Les Chroniques de l'Imaginaire

Le démon soleil - Jeyaseelan, Anusha

La cité de Drashkar est le témoin silencieux des bouleversements du monde. Créée par Lucifer, elle est peuplée de démons qui trompent leur ennui immortel en luttes intestines ou en influences néfastes sur les humains. Une nuit, l’impensable se produit. Lucifer lui-même est détrôné par un autre démon, Belzebuth. Avant sa mort, Lucifer se venge en instillant une émotion humaine dans le cœur même du frère de Belzebuth. Devenus opposés, les deux frères vont déclencher un cataclysme sans précédent pour l’humanité.

Des siècles plus tard, Drashkar est de nouveau le théâtre de luttes familiales, entre deux frères encore puis entre un père et sa fille, qui ébranlent encore une fois l’équilibre du monde tout entier. 

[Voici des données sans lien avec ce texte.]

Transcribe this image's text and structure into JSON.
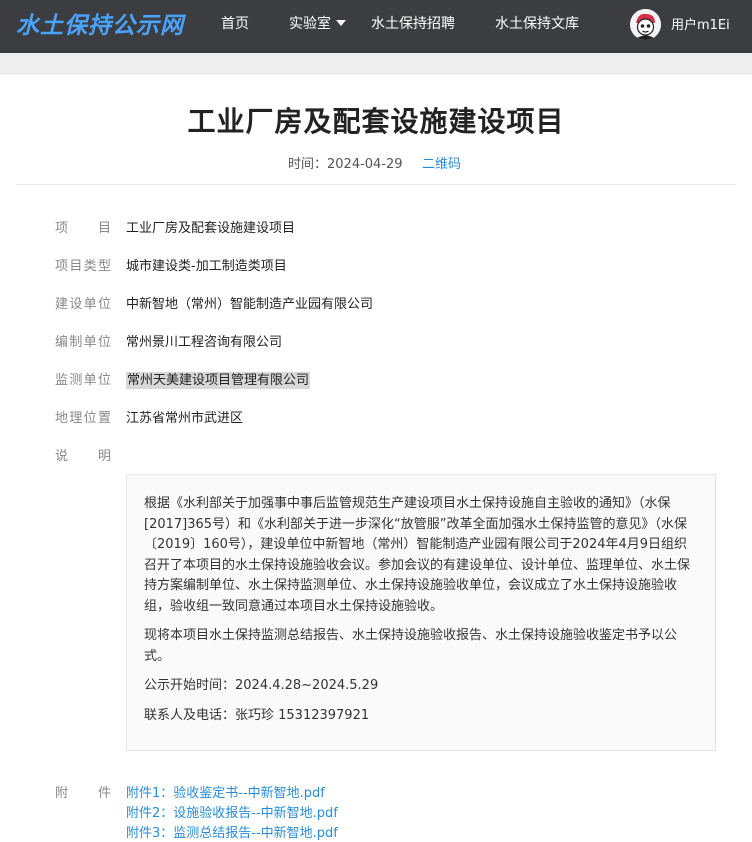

Autre témoin silencieux, le royaume de Moksha, purgatoire des âmes ni entièrement bonnes ni entièrement mauvaises, voit continuer cet affrontement familial dans l’au-delà. Il est par la suite aux premières loges pour assister au délitement d’un amour impossible entre une mortelle et une âme prisonnière de son territoire, à leur descente aux enfers et à leur quête d’une nouvelle stabilité.

Qu’il est délicat de résumer ce roman sans trop dévoiler l’intrigue ! Le démon soleil se compose en réalité de trois livres, de tonalités différentes. 

Le premier, le crépuscule des immortels, est une sorte de cosmogonie. Il nous décrit une succession de genèses et d’apocalypses, centrée sur les actions des démons. En cela, il s’inspire de textes bibliques mais aussi de différentes mythologies (grecque, aztèque…) qui font référence à plusieurs grandes ères du monde, avec des renversements de leurs dirigeants et des cataclysmes. L’ensemble du roman semble d’ailleurs vouloir rassembler différents types d’univers mythologiques dans un même récit cohérent. Je dois avouer ne pas être assez versée sur le sujet pour saisir toutes les inspirations du récit mais cette relative ignorance ne m’a pas posé de problème à la lecture.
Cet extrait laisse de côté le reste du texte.